To compute the global thread index in 3D, you can further extend it:


.. code-block:: cpp

   int idx = (blockIdx.x * blockDim.x + threadIdx.x) +
             (blockIdx.y * blockDim.y + threadIdx.y) * gridDim.x * blockDim.x +
             (blockIdx.z * blockDim.z + threadIdx.z) * gridDim.x * gridDim.y * blockDim.x * blockDim.y;

This formula accounts for all three dimensions, ensuring that each thread has a unique index in a 3D grid.


.. list-table:: CUDA Thread Indexing Example
   :header-rows: 1
   :widths: 30 70

   * - Dimension
     - Example Code

   * - 1D
     - ``int idx = blockIdx.x * blockDim.x + threadIdx.x;``

   * - 2D
     - ``int idx = (blockIdx.x * blockDim.x + threadIdx.x) + (blockIdx.y * blockDim.y + threadIdx.y) * gridDim.x * blockDim.x;``

   * - 3D
     - ``int idx = (blockIdx.x * blockDim.x + threadIdx.x) + (blockIdx.y * blockDim.y + threadIdx.y) * gridDim.x * blockDim.x + (blockIdx.z * blockDim.z + threadIdx.z) * gridDim.x * gridDim.y * blockDim.x * blockDim.y;``

This indexing allows each thread to access its unique portion of data in global memory, enabling efficient parallel processing.

Why Global Thread Index Matters
---------------------------------

In CUDA, threads run the same code (SIMT model) - which stands for Single Instruction, Multiple Threads. This means that all threads in a block execute the same 
instruction at the same time, but they can operate on different data.  

So without a way to uniquely identify itself, every thread would operate on the same memory location. The  **global thread index** helps distribute work across 
threads so they operate on **independent data**.

Suppose we want to add two arrays ``a`` and ``b`` of size ``n``, and store the result in ``c``. The CUDA kernel would look like this:

.. code-block:: cpp

   __global__ void add(int *a, int *b, int *c, int n) {
       int idx = blockIdx.x * blockDim.x + threadIdx.x; // Compute global thread index
       if (idx < n) { // Ensure we don't go out of bounds
           c[idx] = a[idx] + b[idx]; // Perform addition
       }
   }


Kernel Launch for the Example would look like this:

.. code-block:: cpp

   int n = 1000;
   int threadsPerBlock = 256;
   int numBlocks = (n + threadsPerBlock - 1) / threadsPerBlock;

   add_arrays<<<numBlocks, threadsPerBlock>>>(a, b, c, n);


.. important::

    When the number of CUDA threads exceeds the number of array elements, extra threads are launched, but only those whose global index is within bounds 
    should perform useful work. The others must be guarded with a boundary check to avoid out-of-bounds memory access.


.. important:: 

  All recent GPUs (V100, A100, H100) allow up to 1024 threads per block. 

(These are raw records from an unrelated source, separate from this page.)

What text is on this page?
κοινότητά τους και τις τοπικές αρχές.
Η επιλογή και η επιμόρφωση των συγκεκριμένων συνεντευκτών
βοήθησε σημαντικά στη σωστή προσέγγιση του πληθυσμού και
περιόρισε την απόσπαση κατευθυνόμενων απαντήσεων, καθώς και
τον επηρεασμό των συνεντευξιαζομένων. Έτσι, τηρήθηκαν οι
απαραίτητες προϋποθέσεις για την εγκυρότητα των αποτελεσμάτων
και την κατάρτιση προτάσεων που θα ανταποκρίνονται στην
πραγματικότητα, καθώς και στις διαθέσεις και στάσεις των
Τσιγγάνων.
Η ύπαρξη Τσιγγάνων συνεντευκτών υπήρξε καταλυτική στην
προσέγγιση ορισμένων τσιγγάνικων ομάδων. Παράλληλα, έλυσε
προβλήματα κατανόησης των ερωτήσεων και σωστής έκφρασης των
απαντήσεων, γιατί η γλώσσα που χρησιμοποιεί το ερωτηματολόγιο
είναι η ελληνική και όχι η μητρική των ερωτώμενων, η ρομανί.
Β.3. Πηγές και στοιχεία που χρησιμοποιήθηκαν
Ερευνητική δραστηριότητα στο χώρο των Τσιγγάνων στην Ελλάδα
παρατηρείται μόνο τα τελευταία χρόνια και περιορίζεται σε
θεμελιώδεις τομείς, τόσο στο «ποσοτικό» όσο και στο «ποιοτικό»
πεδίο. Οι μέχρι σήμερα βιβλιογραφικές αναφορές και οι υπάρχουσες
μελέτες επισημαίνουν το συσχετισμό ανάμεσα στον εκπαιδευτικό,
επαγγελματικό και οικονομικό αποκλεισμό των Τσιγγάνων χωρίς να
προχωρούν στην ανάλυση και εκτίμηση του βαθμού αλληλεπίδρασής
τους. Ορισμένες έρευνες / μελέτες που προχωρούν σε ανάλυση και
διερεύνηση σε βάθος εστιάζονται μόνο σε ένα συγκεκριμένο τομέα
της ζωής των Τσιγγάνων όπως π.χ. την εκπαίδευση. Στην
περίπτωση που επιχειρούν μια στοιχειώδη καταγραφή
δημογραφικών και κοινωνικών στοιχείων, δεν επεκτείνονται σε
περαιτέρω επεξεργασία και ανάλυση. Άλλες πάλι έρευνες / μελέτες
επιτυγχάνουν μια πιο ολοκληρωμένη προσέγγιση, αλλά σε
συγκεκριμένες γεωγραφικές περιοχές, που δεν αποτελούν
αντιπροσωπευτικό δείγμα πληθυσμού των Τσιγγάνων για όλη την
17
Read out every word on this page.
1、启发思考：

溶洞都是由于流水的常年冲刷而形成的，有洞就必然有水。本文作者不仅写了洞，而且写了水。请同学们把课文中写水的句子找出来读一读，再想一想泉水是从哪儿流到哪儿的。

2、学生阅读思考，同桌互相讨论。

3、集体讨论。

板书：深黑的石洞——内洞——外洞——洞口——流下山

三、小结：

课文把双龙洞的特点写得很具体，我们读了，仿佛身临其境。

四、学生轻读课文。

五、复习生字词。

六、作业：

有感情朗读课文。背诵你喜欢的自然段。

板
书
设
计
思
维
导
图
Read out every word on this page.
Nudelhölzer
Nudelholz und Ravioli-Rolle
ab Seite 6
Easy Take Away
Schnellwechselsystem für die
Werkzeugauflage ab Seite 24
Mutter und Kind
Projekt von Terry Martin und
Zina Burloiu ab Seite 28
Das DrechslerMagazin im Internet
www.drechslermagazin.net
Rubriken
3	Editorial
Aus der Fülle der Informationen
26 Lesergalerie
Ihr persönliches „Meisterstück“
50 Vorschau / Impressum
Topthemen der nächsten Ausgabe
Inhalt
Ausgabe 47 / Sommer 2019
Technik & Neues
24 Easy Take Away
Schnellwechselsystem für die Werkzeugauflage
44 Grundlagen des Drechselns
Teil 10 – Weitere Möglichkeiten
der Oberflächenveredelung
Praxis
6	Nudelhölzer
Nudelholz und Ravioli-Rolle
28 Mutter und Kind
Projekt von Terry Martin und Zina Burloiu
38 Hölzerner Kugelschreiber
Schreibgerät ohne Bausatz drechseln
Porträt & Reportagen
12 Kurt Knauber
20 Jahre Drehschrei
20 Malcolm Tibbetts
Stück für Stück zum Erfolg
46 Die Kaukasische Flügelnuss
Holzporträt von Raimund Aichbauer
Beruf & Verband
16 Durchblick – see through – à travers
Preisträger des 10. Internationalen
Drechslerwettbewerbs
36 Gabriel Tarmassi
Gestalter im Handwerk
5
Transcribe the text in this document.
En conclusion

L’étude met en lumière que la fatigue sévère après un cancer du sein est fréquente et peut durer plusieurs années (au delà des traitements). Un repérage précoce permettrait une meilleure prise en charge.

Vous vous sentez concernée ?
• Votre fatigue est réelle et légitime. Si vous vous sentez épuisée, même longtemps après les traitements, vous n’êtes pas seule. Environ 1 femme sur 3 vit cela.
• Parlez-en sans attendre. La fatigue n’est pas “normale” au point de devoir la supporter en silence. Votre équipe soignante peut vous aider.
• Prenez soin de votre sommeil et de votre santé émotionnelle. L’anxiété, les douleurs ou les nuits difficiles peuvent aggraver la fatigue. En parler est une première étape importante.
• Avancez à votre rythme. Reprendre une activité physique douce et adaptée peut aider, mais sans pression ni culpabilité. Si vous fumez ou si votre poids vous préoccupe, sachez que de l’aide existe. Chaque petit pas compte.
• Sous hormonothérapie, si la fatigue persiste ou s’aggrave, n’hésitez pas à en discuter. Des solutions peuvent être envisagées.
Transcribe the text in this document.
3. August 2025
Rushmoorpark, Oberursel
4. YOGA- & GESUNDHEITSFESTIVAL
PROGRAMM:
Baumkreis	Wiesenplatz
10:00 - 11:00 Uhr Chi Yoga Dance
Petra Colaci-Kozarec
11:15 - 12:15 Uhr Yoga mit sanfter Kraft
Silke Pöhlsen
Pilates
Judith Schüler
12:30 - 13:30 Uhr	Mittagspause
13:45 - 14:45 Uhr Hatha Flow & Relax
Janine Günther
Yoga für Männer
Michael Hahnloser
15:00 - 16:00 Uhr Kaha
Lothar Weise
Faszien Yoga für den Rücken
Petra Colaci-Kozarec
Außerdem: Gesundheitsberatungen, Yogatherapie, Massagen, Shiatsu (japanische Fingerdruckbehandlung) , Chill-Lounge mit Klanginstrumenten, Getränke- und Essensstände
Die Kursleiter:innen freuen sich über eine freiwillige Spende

  In addition, there are some limits on the dimensions of the grid and blocks.

  Block dimension limits:

  * blockDim.x ≤ 1024

  * blockDim.y ≤ 1024

  * blockDim.z ≤ 64

  Grid dimension limits:

  * gridDim.x ≤ 2^31 - 1

  * gridDim.y ≤ 65535

  * gridDim.z ≤ 65535


* We launch enough threads to cover all elements in the array.
* Each thread calculates a unique ``idx``.
* Thread 0 processes index 0, thread 1 processes index 1, ..., thread 999 processes index 999.
* Threads with index >= ``n`` are skipped via the boundary check.

.. admonition:: Key Points
   :class: hint

    #. CUDA kernels are launched with a grid of blocks, each containing threads.
    #. Each thread has a unique global index computed from its block and thread indices.
    #. The execution model allows for massive parallelism by executing many threads concurrently.
    #. Understanding the execution model is crucial for writing efficient CUDA code.